Wikileaks’ first major scoop in 2010, the publishing of secret military documents leaked by Chelsea Manning, revealed the US military’s complicity in, and cover-up of, war crimes committed in Iraq and Afghanistan. They were one of several organizations that aided Edward Snowden’s leak of secret NSA documents detailing the agency’s illegal spying practices on US citizens. The site also got much attention in 2016 for publishing documents and emails showing the shady shit that the DNC and the Clinton campaign had been up to, most significantly their rigging the Democratic primary against Hillary Clinton’s more popular adversary Bernie Sanders. The US wants to charge Assange under the Espionage Act for his site publishing information on the illegal things that the US did.

In ineloquent legal gymnastics, the Justice Department claims it seeks to convict Assange not for what he published, which would be a flagrant violation of the First Amendment rights to freedom of speech and freedom of the press, but for methods they claim he used in assisting leakers. Their approach is to charge him for the suspected way he went about getting documents, rather than for actually publishing them. That distinction is important because it circumvents debate over the unconstitutionality of their case, and makes it easier to have news outlets frame it more generously in favor of the US government. This is despite the fact that Assange did nothing provably criminal, nothing different from what’s done by every other news agency. One can split hairs over whether he himself is a journalist, but what his outlet published was absolutely of journalistic importance.

Most important, by my reckoning, is that agencies and individuals of our government committed crimes.
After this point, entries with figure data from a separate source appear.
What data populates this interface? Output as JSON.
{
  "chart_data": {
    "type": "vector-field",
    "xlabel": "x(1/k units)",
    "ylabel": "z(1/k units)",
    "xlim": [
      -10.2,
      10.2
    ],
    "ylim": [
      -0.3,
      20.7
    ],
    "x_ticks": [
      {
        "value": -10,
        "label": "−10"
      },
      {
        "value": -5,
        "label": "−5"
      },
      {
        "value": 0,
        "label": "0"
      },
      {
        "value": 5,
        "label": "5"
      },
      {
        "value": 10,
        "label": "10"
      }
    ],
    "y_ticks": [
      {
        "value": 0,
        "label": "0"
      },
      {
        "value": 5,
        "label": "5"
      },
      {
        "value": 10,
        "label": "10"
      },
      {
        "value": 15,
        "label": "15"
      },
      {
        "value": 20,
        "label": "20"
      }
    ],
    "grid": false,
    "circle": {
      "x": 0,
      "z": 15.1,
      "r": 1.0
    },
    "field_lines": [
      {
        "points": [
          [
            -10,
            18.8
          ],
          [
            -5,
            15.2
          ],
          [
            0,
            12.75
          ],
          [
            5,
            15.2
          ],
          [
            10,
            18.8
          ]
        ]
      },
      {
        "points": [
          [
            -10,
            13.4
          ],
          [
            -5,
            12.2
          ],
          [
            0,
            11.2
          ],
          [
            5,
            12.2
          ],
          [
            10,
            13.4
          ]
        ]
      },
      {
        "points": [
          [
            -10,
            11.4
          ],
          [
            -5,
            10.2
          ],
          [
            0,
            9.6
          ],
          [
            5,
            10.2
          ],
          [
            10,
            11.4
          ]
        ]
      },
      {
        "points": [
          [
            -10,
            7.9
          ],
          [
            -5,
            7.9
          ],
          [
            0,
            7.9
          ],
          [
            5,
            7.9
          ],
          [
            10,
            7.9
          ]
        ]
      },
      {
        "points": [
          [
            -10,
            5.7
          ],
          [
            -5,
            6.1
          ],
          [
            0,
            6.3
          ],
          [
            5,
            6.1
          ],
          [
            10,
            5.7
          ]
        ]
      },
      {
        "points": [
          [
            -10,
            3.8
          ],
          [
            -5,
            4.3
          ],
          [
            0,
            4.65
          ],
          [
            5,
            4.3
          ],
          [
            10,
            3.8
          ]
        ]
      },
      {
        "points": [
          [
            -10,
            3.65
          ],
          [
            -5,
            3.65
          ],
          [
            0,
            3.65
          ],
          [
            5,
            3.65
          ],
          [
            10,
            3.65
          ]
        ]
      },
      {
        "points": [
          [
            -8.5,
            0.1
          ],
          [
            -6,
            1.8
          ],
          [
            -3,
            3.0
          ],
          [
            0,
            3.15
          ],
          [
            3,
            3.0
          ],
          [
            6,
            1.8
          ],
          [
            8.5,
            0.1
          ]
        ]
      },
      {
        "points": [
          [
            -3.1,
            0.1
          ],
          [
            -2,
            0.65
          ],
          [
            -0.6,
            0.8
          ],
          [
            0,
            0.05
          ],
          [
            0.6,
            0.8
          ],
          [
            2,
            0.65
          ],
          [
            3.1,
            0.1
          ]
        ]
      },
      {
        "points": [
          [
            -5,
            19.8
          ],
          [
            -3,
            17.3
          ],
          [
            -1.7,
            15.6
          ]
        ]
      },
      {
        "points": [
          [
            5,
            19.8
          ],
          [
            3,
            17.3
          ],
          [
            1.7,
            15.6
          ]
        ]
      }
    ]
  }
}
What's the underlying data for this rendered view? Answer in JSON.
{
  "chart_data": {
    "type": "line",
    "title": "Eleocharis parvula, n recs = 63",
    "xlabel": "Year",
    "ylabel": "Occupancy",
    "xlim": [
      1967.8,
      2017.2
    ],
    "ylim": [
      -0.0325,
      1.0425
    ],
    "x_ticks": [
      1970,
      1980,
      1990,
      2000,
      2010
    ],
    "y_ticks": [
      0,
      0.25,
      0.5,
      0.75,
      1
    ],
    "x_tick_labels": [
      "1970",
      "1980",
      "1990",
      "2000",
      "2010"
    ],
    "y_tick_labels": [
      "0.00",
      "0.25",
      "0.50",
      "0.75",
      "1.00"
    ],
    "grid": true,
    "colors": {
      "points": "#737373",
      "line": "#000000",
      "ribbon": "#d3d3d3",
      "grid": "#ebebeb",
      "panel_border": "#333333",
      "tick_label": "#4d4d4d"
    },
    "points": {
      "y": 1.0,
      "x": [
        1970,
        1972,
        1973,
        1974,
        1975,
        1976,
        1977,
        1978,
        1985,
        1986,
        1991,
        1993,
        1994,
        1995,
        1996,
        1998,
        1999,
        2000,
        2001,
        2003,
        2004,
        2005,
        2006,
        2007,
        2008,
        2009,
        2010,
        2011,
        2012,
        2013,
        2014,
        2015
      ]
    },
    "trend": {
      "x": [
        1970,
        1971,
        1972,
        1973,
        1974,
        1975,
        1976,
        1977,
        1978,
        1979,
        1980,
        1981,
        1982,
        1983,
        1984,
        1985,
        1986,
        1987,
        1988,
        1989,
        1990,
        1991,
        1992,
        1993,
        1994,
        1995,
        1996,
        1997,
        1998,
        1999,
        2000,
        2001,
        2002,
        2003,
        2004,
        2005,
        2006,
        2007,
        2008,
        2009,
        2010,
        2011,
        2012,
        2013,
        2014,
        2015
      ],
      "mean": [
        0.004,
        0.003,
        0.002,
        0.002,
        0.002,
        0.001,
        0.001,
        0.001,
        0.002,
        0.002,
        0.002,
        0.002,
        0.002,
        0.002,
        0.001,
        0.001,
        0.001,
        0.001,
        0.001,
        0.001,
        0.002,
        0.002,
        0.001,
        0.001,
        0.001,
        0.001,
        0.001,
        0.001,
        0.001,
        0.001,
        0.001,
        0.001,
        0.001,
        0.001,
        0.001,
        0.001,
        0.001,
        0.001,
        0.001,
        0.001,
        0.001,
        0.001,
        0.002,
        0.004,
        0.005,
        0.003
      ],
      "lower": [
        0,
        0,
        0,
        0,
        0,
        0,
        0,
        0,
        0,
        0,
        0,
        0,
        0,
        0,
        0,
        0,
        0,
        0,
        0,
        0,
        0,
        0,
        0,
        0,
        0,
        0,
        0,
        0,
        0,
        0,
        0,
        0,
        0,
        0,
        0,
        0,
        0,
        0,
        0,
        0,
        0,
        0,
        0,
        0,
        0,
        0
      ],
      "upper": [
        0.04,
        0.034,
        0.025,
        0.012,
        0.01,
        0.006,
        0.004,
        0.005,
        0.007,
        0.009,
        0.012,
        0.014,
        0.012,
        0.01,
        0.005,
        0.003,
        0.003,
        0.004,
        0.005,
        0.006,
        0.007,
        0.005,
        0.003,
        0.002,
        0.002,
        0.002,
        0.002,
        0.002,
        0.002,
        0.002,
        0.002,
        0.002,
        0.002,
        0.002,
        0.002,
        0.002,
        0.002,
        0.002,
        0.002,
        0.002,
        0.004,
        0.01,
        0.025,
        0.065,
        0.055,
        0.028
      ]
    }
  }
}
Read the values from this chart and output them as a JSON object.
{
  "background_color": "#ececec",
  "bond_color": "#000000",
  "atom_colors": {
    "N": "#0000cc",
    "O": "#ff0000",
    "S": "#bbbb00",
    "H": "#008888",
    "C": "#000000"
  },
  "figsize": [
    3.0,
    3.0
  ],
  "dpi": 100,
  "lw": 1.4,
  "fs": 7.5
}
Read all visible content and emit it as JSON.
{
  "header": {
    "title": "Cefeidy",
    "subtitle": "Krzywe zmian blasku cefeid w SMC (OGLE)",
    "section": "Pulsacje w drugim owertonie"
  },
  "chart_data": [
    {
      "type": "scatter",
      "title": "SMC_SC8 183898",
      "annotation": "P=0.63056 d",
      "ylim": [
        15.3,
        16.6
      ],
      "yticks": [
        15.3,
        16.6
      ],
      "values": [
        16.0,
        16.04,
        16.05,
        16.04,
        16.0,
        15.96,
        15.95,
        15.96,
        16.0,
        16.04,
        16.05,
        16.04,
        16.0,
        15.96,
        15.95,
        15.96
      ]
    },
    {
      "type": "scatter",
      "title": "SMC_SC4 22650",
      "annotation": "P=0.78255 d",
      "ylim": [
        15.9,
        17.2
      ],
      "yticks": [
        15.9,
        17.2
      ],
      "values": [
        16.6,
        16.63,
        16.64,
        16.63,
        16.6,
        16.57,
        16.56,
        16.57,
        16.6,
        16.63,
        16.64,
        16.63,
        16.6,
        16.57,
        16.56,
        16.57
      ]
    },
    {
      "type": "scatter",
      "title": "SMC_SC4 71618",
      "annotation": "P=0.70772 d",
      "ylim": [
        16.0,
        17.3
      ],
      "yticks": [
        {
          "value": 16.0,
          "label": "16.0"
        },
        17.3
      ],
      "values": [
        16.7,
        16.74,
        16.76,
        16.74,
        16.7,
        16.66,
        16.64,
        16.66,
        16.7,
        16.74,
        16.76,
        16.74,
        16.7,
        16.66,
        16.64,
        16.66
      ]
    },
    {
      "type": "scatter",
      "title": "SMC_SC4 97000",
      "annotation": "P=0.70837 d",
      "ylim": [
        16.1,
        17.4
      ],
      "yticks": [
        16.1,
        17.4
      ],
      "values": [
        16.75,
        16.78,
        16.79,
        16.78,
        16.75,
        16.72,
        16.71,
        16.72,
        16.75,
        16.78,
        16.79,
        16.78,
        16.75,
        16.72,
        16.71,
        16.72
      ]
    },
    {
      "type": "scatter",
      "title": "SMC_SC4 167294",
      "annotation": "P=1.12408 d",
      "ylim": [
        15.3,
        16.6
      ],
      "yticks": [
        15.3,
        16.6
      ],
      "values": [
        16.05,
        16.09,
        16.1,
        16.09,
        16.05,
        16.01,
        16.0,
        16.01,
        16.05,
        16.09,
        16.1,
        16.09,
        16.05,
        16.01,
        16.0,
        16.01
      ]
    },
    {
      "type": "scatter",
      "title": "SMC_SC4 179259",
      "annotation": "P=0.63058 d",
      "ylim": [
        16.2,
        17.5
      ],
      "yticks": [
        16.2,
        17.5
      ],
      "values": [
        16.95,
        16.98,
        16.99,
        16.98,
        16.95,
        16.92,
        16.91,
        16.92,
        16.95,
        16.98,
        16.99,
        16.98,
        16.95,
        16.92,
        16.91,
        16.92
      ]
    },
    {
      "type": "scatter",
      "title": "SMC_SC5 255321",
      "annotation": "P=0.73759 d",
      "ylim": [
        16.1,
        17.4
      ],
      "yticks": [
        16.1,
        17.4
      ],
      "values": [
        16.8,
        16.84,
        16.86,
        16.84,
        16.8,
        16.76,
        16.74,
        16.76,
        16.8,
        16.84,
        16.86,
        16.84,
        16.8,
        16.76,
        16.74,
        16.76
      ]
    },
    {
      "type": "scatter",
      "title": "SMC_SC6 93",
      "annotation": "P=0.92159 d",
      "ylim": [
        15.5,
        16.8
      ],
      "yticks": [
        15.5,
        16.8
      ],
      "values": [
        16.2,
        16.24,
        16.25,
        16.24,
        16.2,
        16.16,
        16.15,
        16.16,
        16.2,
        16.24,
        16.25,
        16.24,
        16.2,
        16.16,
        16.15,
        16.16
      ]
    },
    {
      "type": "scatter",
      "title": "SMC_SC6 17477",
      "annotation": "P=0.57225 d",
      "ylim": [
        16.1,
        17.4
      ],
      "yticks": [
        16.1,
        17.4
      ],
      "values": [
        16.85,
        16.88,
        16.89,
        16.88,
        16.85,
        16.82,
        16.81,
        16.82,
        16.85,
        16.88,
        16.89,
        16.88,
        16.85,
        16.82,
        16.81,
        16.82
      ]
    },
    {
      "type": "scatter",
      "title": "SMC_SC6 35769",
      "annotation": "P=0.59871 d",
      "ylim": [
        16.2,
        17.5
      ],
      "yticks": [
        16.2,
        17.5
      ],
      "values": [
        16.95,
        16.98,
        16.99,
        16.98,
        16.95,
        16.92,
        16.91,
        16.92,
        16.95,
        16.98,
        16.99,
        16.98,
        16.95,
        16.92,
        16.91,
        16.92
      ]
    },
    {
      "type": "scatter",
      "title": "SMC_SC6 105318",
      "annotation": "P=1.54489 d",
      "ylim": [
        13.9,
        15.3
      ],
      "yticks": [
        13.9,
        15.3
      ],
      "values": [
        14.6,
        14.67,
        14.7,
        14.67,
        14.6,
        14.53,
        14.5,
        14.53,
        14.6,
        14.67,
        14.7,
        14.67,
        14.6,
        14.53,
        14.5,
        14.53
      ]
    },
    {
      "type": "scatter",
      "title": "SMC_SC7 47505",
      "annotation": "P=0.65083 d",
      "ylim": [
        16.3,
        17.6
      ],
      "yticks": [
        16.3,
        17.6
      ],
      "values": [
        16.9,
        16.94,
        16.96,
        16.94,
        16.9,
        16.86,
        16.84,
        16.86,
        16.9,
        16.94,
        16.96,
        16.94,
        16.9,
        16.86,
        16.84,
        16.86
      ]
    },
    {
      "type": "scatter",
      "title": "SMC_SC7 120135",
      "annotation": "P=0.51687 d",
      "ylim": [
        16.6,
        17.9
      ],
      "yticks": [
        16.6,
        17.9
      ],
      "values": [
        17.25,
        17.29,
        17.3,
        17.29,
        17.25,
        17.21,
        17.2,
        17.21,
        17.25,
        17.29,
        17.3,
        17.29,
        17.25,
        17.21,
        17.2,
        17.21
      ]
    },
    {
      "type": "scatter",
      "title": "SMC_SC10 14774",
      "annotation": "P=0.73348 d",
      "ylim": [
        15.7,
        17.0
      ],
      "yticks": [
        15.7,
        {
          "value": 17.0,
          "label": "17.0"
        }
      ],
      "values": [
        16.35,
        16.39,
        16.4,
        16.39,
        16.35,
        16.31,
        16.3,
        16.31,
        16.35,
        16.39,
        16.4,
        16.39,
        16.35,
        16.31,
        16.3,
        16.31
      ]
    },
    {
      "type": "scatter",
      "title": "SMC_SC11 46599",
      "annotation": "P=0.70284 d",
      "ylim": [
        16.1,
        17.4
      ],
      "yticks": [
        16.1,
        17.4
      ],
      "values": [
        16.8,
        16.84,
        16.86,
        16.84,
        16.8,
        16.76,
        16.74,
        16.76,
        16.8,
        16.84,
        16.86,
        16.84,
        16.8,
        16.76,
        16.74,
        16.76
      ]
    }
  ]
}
Those who reveal crimes, near regardless of means, are not criminals. Whistleblowers are heroes. I consider people like Chelsea Manning, Edward Snowden, Daniel Hale, Daniel Ellsberg, all those who risk their livelihoods, their freedom, and their lives to be heroes. To reveal government crimes is not unpatriotic. Those who use our tax dollars and commit crimes in our name are unpatriotic; they’re a systemic cancer in the nation. It is nothing but patriotic to expose the criminality and wrongdoing of public officials and agencies in the interest of improving our nation’s government and working towards ensuring that we actually uphold our self-purported values and ethics.

I won’t say Assange is heroic. I don’t believe he is. But he is brave. Separating bravery from morality, it is brave to stand up to the most powerful empire ever on Earth. We cannot allow anyone, whether we like them or not, to be prosecuted for aiding the efforts of heroic whistleblowers.

Also, Assange is not a US citizen, nor did he commit his alleged crimes in the US. If the US can extradite and prosecute him, there will be little stopping our government doing the same to any other foreigner publishing unfavorable or damaging material. For that matter, it would follow that by the Justice Department’s logic, foreign governments would be justified in extraditing US journalists and publishers to their countries for prosecution. Imagine a US journalist writing a damaging report on, say, Saudi war crimes, then being extradited, with the aid of US officials, to face judgment in Saudi Arabia. That might sound far-fetched, but it’s not not entirely out of the realm of possibility, and analogous to the situation with Assange. It is a dangerous and horrible precedent to set.

Assange should not be extradited or tried for any of this in the US.

By all means, the allegations of sexual assault and rape made against Assange should be investigated, and contingent on evidence and witness testimony he should be tried, and if found guilty he should be prosecuted. These sex crimes are the most serious of any charges made against Assange, the only ones with solid legal footing, and the only ones for which he should be tried.